WEST PALM BEACH (Florida) • The White House has announced that it would cut off public access to visitor logs revealing who is entering the White House complex and which officials they are meeting, breaking with the Obama administration's practice and returning a cloak of secrecy over the daily workings of the government.
The decision - which White House officials said last Friday was necessary for reasons of national security - was the latest attempt by President Donald Trump to shield his activities from scrutiny.
It effectively bars the public from knowing which activists, lobbyists, political donors and others are gaining access to the President and his aides on a daily basis.
It is also a stark reversal from the policy adopted by former president Barack Obama, who voluntarily released more than six million White House visitor records, even as his administration fought successfully in federal court for the right to keep some of the information secret.
The Trump policy effectively means that none of the White House visitor logs will be available for at least five years.
Under the Presidential Records Act, the public can gain access to records starting five years after the end of an administration, although the president may seek to keep them secret for up to 12 years.
Mr Trump has rejected other basic standards of presidential disclosures, like the release of his tax returns.
Mr Mike Dubke, the White House communications director, said the visitor logs were being withheld because of "the grave national security risks and privacy concerns of the hundreds of thousands of visitors annually".
The Obama administration routinely withheld records - like the identities of Mr Obama's daughters' playmates or of people attending national security or intelligence meetings - but it was not anything near a blanket policy.
The new policy drew criticism from government watchdog groups, some of which filed suit against the Trump administration last week to obtain the records.

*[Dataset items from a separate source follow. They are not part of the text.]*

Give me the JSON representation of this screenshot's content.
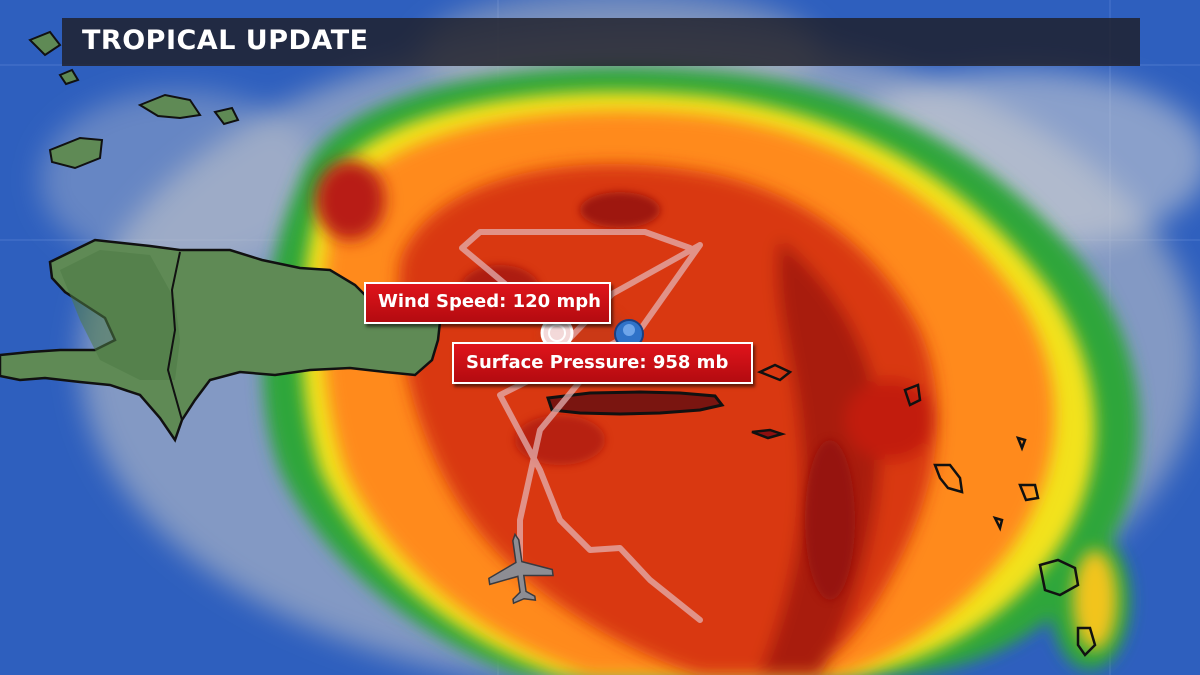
{
  "header": {
    "title": "TROPICAL UPDATE"
  },
  "annotations": {
    "wind_speed": "Wind Speed: 120 mph",
    "surface_pressure": "Surface Pressure: 958 mb"
  },
  "colors": {
    "ocean": "#2a5bb8",
    "land": "#5f8a55",
    "radar_light": "#2fa63a",
    "radar_moderate": "#f2e21e",
    "radar_heavy": "#ff8a1c",
    "radar_intense": "#d22a12",
    "radar_extreme": "#8e1010",
    "label_fill": "#d0141a"
  },
  "icons": [
    "aircraft-icon",
    "storm-center-icon",
    "gps-marker-icon"
  ]
}
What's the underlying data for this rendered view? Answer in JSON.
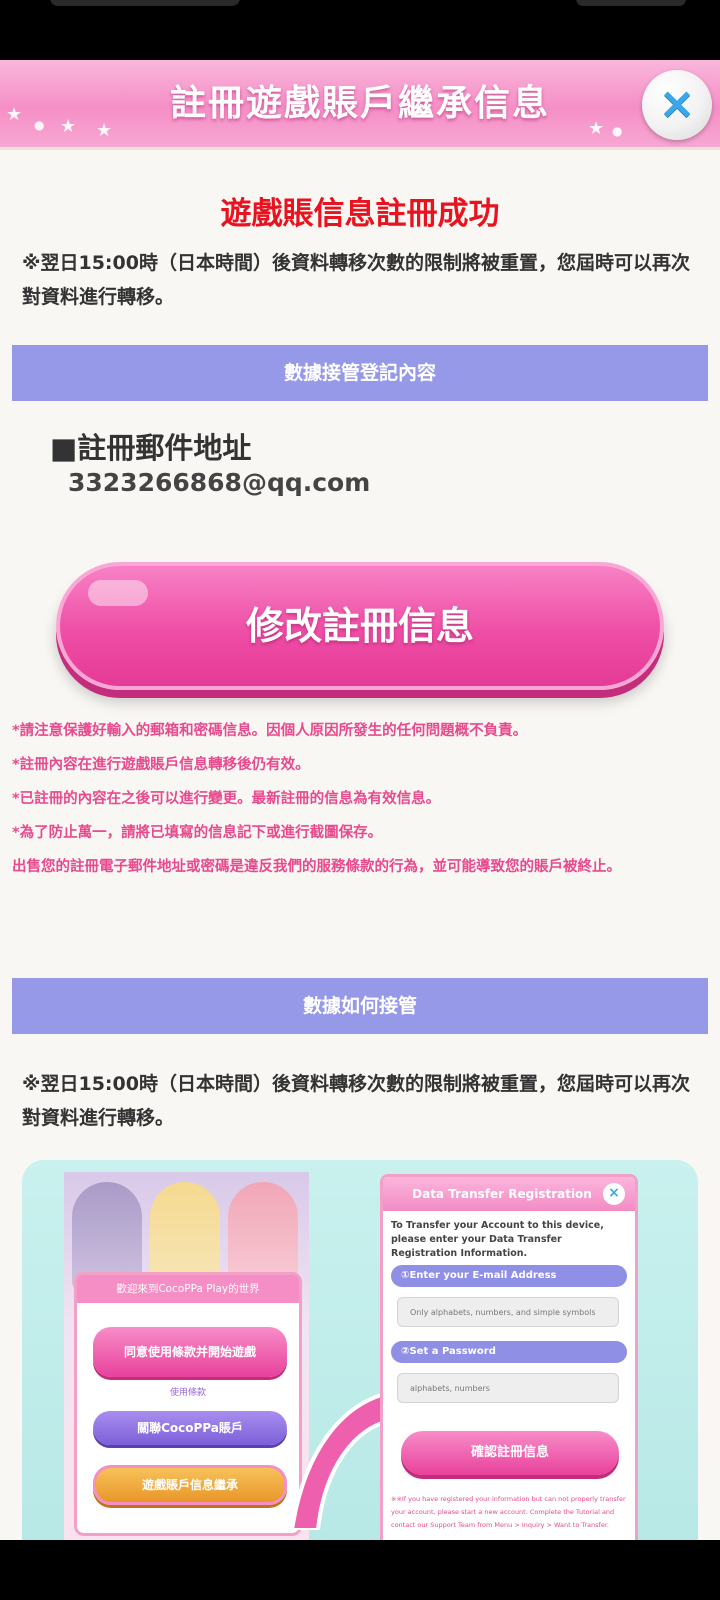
{
  "header": {
    "title": "註冊遊戲賬戶繼承信息",
    "close_icon": "×"
  },
  "success_message": "遊戲賬信息註冊成功",
  "reset_note": "※翌日15:00時（日本時間）後資料轉移次數的限制將被重置，您屆時可以再次對資料進行轉移。",
  "section_registration": {
    "bar_label": "數據接管登記內容",
    "email_label": "■註冊郵件地址",
    "email_value": "3323266868@qq.com",
    "modify_button": "修改註冊信息"
  },
  "warnings": [
    "*請注意保護好輸入的郵箱和密碼信息。因個人原因所發生的任何問題概不負責。",
    "*註冊內容在進行遊戲賬戶信息轉移後仍有效。",
    "*已註冊的內容在之後可以進行變更。最新註冊的信息為有效信息。",
    "*為了防止萬一，請將已填寫的信息記下或進行截圖保存。",
    "出售您的註冊電子郵件地址或密碼是違反我們的服務條款的行為，並可能導致您的賬戶被終止。"
  ],
  "section_howto": {
    "bar_label": "數據如何接管",
    "note": "※翌日15:00時（日本時間）後資料轉移次數的限制將被重置，您屆時可以再次對資料進行轉移。"
  },
  "guide_image": {
    "left_dialog": {
      "title": "歡迎來到CocoPPa Play的世界",
      "agree_button": "同意使用條款并開始遊戲",
      "terms_link": "使用條款",
      "link_button": "關聯CocoPPa賬戶",
      "transfer_button": "遊戲賬戶信息繼承"
    },
    "right_dialog": {
      "title": "Data Transfer Registration",
      "close_icon": "×",
      "intro": "To Transfer your Account to this device, please enter your Data Transfer Registration Information.",
      "step1": "①Enter your E-mail Address",
      "input1_placeholder": "Only alphabets, numbers, and simple symbols",
      "step2": "②Set a Password",
      "input2_placeholder": "alphabets, numbers",
      "confirm_button": "確認註冊信息",
      "note": "※※If you have registered your information but can not properly transfer your account, please start a new account. Complete the Tutorial and contact our Support Team from Menu > Inquiry > Want to Transfer."
    }
  },
  "colors": {
    "header_pink": "#f58fc6",
    "success_red": "#e8131f",
    "bar_purple": "#9699e7",
    "warning_pink": "#e74a8d",
    "button_pink": "#ef4ea6",
    "close_blue": "#3aa7ea"
  }
}
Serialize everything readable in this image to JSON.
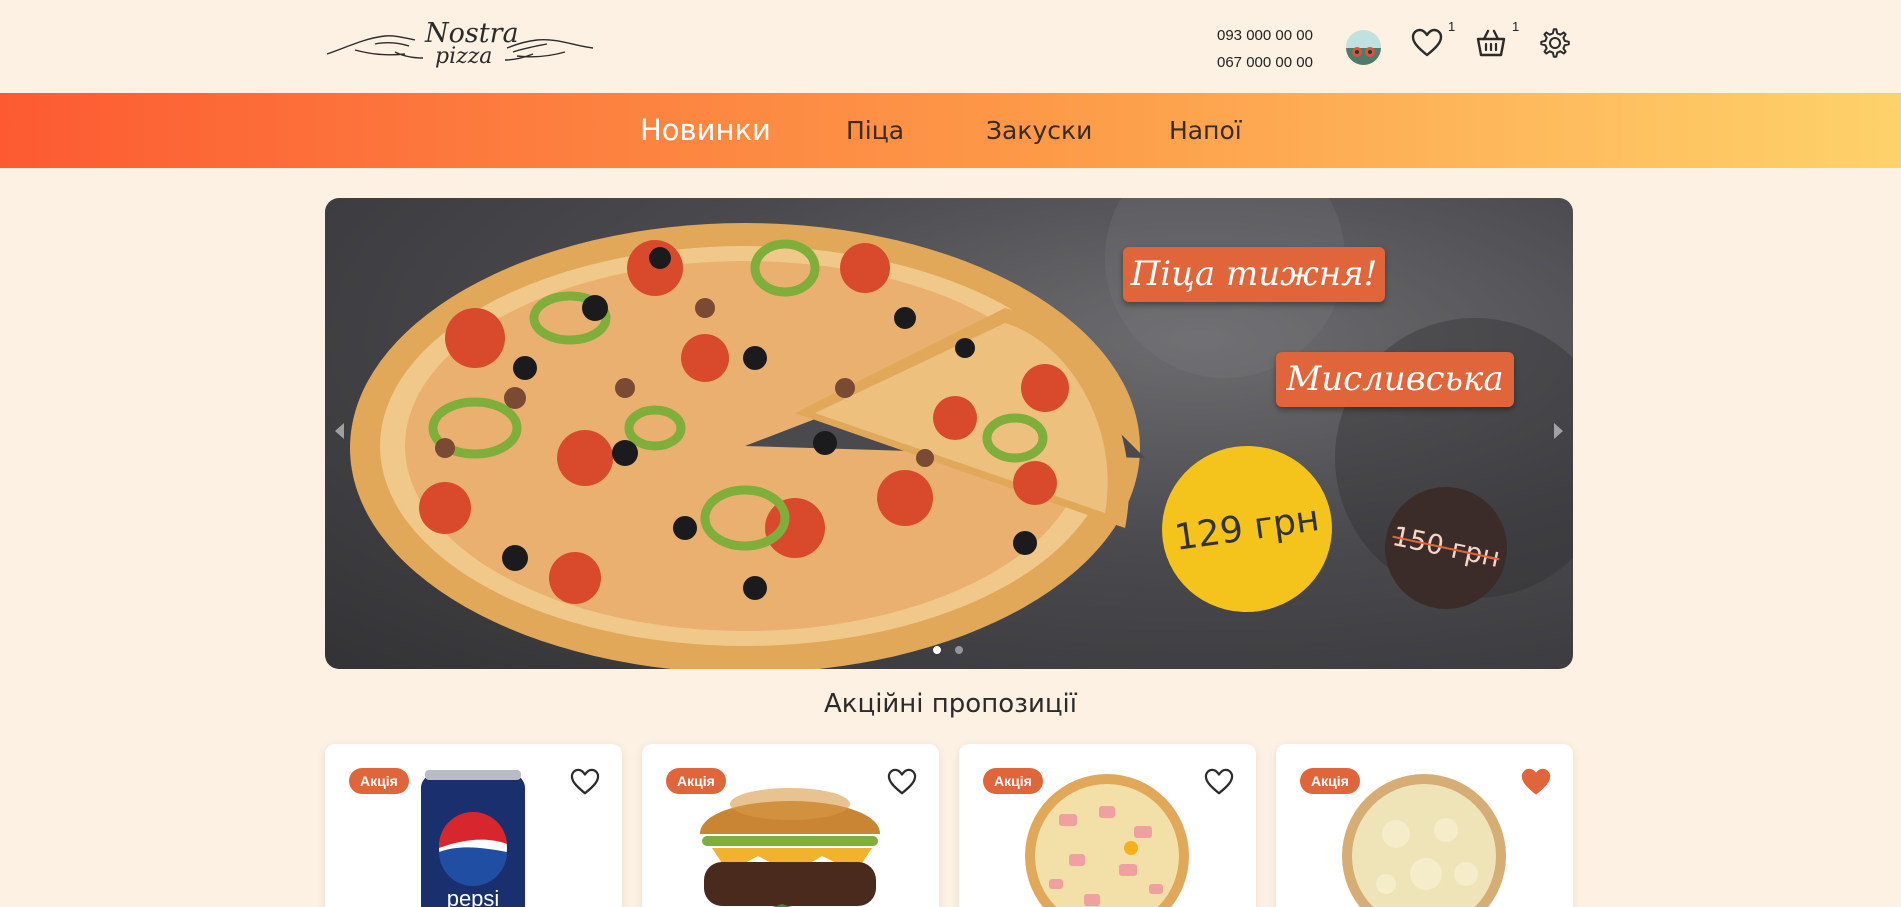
{
  "brand": {
    "line1": "Nostra",
    "line2": "pizza"
  },
  "contacts": {
    "phone1": "093 000 00 00",
    "phone2": "067 000 00 00"
  },
  "header_icons": {
    "favorites_count": "1",
    "cart_count": "1",
    "favorites_icon": "heart-icon",
    "cart_icon": "basket-icon",
    "settings_icon": "gear-icon"
  },
  "nav": {
    "items": [
      "Новинки",
      "Піца",
      "Закуски",
      "Напої"
    ],
    "active": "Новинки"
  },
  "banner": {
    "tag1": "Піца тижня!",
    "tag2": "Мисливська",
    "price_new": "129 грн",
    "price_old": "150 грн",
    "slides": 2,
    "active_slide": 1
  },
  "section": {
    "title": "Акційні пропозиції"
  },
  "products": [
    {
      "badge": "Акція",
      "favorited": false,
      "image": "pepsi-can"
    },
    {
      "badge": "Акція",
      "favorited": false,
      "image": "burger"
    },
    {
      "badge": "Акція",
      "favorited": false,
      "image": "ham-pizza"
    },
    {
      "badge": "Акція",
      "favorited": true,
      "image": "cheese-pizza"
    }
  ],
  "colors": {
    "accent": "#e0653a",
    "background": "#fdf1e3",
    "nav_start": "#fd5a32",
    "nav_end": "#fed26a",
    "price_yellow": "#f5c41c"
  }
}
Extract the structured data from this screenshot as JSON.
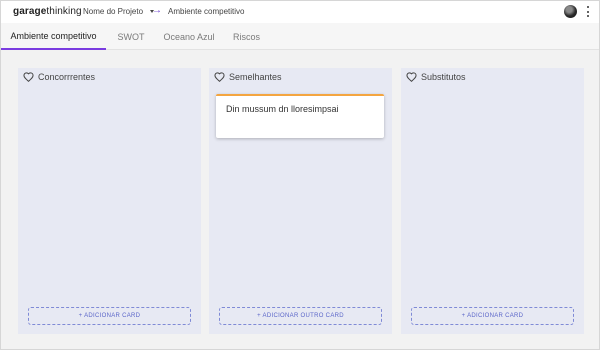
{
  "header": {
    "logo_bold": "garage",
    "logo_light": "thinking",
    "project": "Nome do Projeto",
    "breadcrumb": "Ambiente competitivo"
  },
  "tabs": [
    {
      "label": "Ambiente competitivo",
      "active": true
    },
    {
      "label": "SWOT",
      "active": false
    },
    {
      "label": "Oceano Azul",
      "active": false
    },
    {
      "label": "Riscos",
      "active": false
    }
  ],
  "columns": [
    {
      "title": "Concorrrentes",
      "cards": [],
      "add_label": "+ ADICIONAR CARD"
    },
    {
      "title": "Semelhantes",
      "cards": [
        {
          "text": "Din mussum dn lloresimpsai"
        }
      ],
      "add_label": "+ ADICIONAR OUTRO CARD"
    },
    {
      "title": "Substitutos",
      "cards": [],
      "add_label": "+ ADICIONAR CARD"
    }
  ],
  "colors": {
    "accent": "#7a3ce0",
    "card_border": "#f4a540",
    "column_bg": "#e7e9f3",
    "add_button": "#5b66c9"
  },
  "icons": {
    "column_icon": "heart-outline-icon",
    "breadcrumb_separator": "arrow-right-icon",
    "project_dropdown": "caret-down-icon",
    "menu": "more-vertical-icon"
  }
}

National Security Archive director Tom Blanton said the national security argument was "a falsehood" because the Obama-era policy made such exceptions.
Mr David Donnelly, president and chief executive of politics watchdog Every Voice, said: "The only excuse for this policy is that the Trump administration has something to hide.
"This kind of secrecy will allow big donors, lobbyists and special interests to have unknown levels of influence in the White House."
Referring to Mr Trump's pledge to usher in a more ethical and less corrupt era in Washington, he said: "It's the exact opposite of 'draining the swamp'."
The existence of the visitor logs burst into the news last month when House Intelligence Committee chairman Devin Nunes, a Republican from California, went to the White House grounds to review intelligence reports on which he later briefed the President.
Mr Nunes and White House officials initially declined to say whom he had visited and who had cleared him, information that is typically contained in the logs, along with the length of the stay.
Some past and present government officials have argued that White House officials should be permitted to conduct meetings outside the public eye. Mr Andrew Card Jr, chief of staff under former president George W. Bush, said: "We don't have a log on everybody who visits Congress, and they're a co-equal branch of government."